For this photo, no further caption is needed, and no more ink (pixels?) will be wasted. Instead, I will leave you with Alfred Eisenstaedt’s two slightly different remembrances of that iconic day. In Eisenstaedt on Eisenstaedt (1985):
In Times Square on V.J. Day I saw a sailor running along the street grabbing any and every girl in sight. Whether she was a grandmother, stout, thin, old, didn’t make a difference. I was running ahead of him with my Leica looking back over my shoulder but none of the pictures that were possible pleased me. Then suddenly, in a flash, I saw something white being grabbed. I turned around and clicked the moment the sailor kissed the nurse. If she had been dressed in a dark dress I would never have taken the picture. If the sailor had worn a white uniform, the same. I took exactly four pictures. It was done within a few seconds.

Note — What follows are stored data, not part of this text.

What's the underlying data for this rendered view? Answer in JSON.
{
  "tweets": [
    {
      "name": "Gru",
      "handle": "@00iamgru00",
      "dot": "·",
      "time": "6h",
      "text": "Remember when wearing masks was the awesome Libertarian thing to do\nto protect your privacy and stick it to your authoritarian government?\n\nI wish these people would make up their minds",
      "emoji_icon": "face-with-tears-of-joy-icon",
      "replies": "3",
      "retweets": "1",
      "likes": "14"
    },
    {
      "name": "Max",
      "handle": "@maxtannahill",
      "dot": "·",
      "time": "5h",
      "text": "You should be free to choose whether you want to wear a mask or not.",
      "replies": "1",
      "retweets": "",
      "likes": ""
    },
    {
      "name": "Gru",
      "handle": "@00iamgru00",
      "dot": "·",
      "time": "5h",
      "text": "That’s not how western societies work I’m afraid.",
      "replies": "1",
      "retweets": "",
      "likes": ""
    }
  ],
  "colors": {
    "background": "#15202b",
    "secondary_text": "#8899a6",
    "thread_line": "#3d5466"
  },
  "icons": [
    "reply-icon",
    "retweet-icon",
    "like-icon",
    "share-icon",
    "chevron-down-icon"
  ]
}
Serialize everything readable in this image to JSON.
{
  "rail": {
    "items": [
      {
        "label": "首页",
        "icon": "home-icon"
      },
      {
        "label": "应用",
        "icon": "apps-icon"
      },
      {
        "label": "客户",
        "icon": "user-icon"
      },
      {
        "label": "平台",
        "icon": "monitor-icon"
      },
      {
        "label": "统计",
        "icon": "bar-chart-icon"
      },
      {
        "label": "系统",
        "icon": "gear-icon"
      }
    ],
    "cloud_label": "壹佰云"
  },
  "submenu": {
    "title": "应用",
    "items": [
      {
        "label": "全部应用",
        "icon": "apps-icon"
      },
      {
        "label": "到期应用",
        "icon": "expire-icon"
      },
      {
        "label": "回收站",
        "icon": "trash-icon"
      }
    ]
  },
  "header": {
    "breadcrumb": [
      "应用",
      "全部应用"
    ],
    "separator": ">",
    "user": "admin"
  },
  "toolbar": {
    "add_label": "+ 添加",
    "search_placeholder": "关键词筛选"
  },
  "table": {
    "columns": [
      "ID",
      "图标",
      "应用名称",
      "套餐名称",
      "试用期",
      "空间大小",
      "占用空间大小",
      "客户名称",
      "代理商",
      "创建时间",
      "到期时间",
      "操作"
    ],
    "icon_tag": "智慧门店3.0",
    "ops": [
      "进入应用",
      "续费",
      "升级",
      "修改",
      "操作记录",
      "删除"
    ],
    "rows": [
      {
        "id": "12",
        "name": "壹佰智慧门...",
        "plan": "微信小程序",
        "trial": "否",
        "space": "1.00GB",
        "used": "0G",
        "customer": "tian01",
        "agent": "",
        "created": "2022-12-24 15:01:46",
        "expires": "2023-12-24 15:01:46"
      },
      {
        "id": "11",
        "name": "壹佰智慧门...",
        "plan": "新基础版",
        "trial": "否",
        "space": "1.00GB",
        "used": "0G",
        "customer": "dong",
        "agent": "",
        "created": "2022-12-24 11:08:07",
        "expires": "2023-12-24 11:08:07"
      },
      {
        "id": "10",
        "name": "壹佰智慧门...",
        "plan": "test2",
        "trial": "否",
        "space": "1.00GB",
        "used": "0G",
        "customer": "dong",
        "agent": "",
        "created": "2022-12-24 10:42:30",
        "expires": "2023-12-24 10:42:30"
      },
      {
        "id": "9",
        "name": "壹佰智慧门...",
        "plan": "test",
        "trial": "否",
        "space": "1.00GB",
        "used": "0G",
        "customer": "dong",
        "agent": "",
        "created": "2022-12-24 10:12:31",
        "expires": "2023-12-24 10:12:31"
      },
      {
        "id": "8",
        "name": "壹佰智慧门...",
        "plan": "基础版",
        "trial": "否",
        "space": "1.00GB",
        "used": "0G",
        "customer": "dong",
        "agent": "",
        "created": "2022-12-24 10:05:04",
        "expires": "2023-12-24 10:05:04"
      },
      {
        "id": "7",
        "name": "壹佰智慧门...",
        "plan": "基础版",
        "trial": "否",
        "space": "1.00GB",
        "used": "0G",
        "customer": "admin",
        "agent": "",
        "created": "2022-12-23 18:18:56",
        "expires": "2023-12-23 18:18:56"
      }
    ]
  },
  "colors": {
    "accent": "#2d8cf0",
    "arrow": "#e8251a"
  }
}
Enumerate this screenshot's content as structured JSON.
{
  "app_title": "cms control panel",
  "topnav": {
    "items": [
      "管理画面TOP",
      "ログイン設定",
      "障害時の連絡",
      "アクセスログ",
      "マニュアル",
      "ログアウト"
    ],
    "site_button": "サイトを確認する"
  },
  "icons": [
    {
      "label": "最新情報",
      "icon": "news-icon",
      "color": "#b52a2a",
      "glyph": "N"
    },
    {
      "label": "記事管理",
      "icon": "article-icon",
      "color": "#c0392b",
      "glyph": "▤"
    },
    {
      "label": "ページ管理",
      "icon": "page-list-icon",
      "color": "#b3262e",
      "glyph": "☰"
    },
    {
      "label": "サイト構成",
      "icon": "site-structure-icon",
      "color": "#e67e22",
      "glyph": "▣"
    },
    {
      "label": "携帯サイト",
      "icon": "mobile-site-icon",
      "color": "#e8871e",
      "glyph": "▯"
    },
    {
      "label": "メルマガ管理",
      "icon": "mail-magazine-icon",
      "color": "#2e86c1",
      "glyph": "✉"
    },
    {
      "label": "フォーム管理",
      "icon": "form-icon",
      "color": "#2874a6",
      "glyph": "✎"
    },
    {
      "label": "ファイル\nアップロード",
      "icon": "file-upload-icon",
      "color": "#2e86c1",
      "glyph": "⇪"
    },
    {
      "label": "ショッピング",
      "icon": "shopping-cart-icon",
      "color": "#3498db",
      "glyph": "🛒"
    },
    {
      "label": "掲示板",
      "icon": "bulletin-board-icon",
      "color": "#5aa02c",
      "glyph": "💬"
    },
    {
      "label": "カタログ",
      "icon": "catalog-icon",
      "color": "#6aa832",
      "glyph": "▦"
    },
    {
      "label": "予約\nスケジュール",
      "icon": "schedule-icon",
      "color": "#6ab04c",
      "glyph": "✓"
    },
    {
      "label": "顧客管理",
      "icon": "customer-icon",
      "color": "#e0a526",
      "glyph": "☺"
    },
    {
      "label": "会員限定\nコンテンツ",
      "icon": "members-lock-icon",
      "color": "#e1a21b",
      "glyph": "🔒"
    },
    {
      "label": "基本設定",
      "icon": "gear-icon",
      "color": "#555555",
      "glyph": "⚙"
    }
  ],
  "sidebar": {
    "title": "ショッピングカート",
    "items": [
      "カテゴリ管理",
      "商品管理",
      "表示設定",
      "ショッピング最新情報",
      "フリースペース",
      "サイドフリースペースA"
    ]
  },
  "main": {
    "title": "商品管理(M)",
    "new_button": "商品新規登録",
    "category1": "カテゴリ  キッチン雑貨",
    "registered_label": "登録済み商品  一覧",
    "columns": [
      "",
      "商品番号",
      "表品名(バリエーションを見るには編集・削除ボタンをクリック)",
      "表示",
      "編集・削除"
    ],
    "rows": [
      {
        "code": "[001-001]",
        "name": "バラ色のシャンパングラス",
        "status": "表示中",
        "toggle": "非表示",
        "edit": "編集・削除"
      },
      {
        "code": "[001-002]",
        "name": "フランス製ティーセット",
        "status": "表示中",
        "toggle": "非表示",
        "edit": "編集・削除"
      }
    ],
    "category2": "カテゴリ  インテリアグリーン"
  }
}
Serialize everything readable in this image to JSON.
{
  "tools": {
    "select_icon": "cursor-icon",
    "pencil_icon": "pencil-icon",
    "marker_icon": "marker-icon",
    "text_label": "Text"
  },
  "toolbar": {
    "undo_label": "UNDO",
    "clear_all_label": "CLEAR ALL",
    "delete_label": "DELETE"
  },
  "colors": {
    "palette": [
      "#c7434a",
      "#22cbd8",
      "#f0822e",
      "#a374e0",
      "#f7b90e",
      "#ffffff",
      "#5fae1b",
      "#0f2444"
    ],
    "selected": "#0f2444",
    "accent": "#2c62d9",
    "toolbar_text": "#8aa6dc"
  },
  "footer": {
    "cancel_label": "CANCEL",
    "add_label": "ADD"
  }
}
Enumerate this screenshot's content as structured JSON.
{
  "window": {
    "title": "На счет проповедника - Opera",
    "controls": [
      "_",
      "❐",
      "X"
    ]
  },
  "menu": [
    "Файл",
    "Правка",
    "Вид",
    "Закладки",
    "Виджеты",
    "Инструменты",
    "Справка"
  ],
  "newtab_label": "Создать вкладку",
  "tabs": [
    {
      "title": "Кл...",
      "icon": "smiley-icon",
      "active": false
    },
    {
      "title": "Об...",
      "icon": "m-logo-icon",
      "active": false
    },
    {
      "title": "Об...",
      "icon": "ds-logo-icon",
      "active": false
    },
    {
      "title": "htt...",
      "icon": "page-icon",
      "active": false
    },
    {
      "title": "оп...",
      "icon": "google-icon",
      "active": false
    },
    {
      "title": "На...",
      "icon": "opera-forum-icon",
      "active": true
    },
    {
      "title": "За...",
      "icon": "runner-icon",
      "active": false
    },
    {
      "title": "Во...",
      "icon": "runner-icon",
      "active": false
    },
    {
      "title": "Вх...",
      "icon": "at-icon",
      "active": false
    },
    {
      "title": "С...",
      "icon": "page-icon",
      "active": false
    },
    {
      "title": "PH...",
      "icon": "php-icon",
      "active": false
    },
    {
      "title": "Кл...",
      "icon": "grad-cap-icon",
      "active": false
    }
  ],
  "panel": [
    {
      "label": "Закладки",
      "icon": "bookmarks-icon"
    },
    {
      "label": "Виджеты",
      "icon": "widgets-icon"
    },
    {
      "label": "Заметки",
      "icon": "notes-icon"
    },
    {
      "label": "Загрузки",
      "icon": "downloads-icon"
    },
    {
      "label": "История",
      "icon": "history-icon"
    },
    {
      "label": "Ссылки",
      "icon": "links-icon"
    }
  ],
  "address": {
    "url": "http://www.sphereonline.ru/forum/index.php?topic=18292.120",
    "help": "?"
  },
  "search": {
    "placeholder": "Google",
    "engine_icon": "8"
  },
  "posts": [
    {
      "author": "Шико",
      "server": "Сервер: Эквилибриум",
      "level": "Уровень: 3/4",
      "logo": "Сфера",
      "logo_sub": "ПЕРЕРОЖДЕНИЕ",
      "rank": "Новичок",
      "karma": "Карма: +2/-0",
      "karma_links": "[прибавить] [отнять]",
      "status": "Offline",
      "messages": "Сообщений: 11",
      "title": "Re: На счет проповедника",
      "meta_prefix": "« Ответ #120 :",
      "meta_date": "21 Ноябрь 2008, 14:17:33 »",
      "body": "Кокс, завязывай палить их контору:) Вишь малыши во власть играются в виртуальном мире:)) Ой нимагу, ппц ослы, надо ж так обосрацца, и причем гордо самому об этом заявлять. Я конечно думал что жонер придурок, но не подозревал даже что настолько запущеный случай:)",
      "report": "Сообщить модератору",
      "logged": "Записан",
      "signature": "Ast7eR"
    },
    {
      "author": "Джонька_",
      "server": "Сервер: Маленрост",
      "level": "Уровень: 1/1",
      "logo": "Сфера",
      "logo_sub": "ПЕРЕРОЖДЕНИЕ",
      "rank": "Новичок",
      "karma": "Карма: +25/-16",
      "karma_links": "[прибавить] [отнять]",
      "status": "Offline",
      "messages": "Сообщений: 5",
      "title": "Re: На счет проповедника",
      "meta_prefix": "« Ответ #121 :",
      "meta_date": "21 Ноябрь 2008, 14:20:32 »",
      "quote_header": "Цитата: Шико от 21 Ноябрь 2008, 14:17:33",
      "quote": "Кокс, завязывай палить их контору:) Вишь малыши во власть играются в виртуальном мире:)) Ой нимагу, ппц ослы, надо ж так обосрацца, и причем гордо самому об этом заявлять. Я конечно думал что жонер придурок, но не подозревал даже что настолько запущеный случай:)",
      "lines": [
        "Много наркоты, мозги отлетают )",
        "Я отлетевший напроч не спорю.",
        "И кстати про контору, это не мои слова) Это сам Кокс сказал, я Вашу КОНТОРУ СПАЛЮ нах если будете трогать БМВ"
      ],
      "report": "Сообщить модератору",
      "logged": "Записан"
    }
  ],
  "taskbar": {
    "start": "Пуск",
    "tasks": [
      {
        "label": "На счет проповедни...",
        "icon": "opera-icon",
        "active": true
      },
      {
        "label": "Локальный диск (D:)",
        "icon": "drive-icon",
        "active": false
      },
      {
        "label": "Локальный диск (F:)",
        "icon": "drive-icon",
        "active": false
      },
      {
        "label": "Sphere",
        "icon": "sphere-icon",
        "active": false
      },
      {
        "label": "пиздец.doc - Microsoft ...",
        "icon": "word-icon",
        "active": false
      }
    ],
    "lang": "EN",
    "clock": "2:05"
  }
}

Only one is right, on account of the balance. In the others the emphasis is wrong — the sailor on the left side is either too small or too tall. People tell me that when I am in heaven they will remember this picture.
In The Eye of Eisenstaedt (1969), he recalled differently:
I was walking through the crowds on V-J Day, looking for pictures. I noticed a sailor coming my way. He was grabbing every female he could find and kissing them all — young girls and old ladies alike. Then I noticed the nurse, standing in that enormous crowd. I focused on her, and just as I’d hoped, the sailor came along, grabbed the nurse, and bent down to kiss her. Now if this girl hadn’t been a nurse, if she’d been dressed dark clothes, I wouldn’t have had a picture. The contrast between her white dress and the sailor’s dark uniform gives the photograph its extra impact.